The Ruby Pipeline is a 42-inch diameter pipeline that will transmit natural gas 675 miles from Opal, Wyoming, to Malin, Oregon. The pipeline alignment crosses landforms designated as playas at several locations in Utah and Nevada. Federal agencies reviewing environmental documents requested mitigation based on the concept that playas collect and hold rainwater on impervious clay bottoms for long periods of time, and that an open-cut trench could drain ephemeral lakes by penetrating impervious clay bottom soil layers and permanently alter the surface water hydrology of the playas. Trench plugs, segregation of excavated impervious soil, limited construction right-of-way, impervious backfill, and construction during the ‘dry’ season were the recommended mitigation measures, presumably to reduce the potential for surface water collected on the playa to drain into the subsurface through a trench cut across the playa. The surface-water hydrology concern may pertain to playa environments in semiarid areas such as the southern High Plains of the United States, notably northern Texas. The playas crossed by the Ruby Pipeline are lakebeds of major ancient lakes (Lake Bonneville in Utah, and Lake Lahontan and Lake Meinzer in Nevada) that were hundreds of feet deep and occupied extensive, topographically closed drainage basins. These lakebed playas are dominated by shallow groundwater. Surface water collects on the playa surfaces but is not responsible for playa formation or preservation. The water tends to be salty in lakebed playas in Utah and Nevada compared to fresh water in the ephemeral playa lakes in northern Texas.

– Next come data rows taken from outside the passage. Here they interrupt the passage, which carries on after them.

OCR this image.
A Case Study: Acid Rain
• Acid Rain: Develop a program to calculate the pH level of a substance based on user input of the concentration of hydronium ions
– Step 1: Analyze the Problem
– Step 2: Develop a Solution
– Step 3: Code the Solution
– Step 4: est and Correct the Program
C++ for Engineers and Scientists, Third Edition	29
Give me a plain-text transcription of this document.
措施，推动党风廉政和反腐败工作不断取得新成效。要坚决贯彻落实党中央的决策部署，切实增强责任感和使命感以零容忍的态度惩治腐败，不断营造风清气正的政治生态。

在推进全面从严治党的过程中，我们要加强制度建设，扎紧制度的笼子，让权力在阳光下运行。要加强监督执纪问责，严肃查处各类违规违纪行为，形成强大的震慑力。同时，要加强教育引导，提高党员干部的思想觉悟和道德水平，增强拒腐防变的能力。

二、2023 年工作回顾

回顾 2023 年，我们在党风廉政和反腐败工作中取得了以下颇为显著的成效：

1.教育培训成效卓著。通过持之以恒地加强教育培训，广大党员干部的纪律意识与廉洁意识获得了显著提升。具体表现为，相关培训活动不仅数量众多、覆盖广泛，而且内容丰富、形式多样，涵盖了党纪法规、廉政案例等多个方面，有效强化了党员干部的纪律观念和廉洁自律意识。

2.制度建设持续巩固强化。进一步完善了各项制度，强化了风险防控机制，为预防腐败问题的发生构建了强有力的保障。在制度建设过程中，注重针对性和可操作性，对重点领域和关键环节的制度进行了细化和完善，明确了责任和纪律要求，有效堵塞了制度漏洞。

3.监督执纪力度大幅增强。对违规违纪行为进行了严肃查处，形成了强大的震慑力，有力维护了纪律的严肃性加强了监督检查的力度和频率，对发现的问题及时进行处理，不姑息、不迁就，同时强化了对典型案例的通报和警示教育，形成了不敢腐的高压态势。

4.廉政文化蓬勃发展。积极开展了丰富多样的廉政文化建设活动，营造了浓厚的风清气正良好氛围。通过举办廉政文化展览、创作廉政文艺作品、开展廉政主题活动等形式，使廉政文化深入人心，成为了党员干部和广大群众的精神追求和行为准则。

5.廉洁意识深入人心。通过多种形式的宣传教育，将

This brief case history describing playas dominated by groundwater instead of surface water may help advance the understanding that mitigation useful for surface-water dominated playas is not needed for groundwater-dominated playas. Geotechnical investigation included soil borings, test pits, laboratory testing, and surface geophysical surveys (seismic refraction and refraction microtremor [ReMi] methods).